DAS SCHMUCKSTÜCK

Frauenpower

Wenn zu Beginn des Films Catherine Deneuve, die unangefochtene Grande Dame des französischen Kinos, in einem knallroten Trainingsanzug äußerst vornehm hechelnd durch den Wald joggt, weiß man sich von der ersten Filmminute an gut aufgehoben.

Mit Das Schmuckstück kehrt der französische Filmemacher François Ozon nach langen Jahren wieder auf das Terrain der Komödie zurück. Angesiedelt ist die Geschichte in den frühen siebziger Jahren. Madame Suzanne Pujol (Deneuve) führt als Gattin eines Regenschirmfabrikanten ein an Herausforderungen recht armes Leben in verschwenderischem Reichtum. Joggen, ein wenig Poesie und das Personal bei der Hausarbeit beobachten - mehr traut der überzeugte Patriarch Robert (Fabrice Luchini) seiner Frau nicht zu.

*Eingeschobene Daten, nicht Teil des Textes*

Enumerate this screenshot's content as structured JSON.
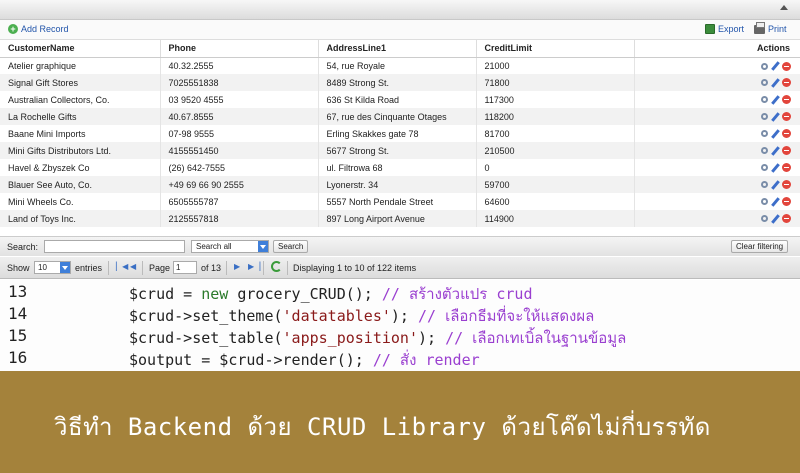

Pujol regiert seine Regenschirmfabrik mit eiserner Hand, aber in den siebziger Jahren lassen sich die Arbeiter nicht mehr als Leibeigene behandeln. Bei einem Wilden Streik nimmt das undankbare Proletariat den Boss als Geisel, und Suzanne übernimmt gemeinsam mit dem kommunistischen Bürgermeister und ehemaligen Verehrer Maurice Babin (Gérard Depardieu) die Verhandlungen.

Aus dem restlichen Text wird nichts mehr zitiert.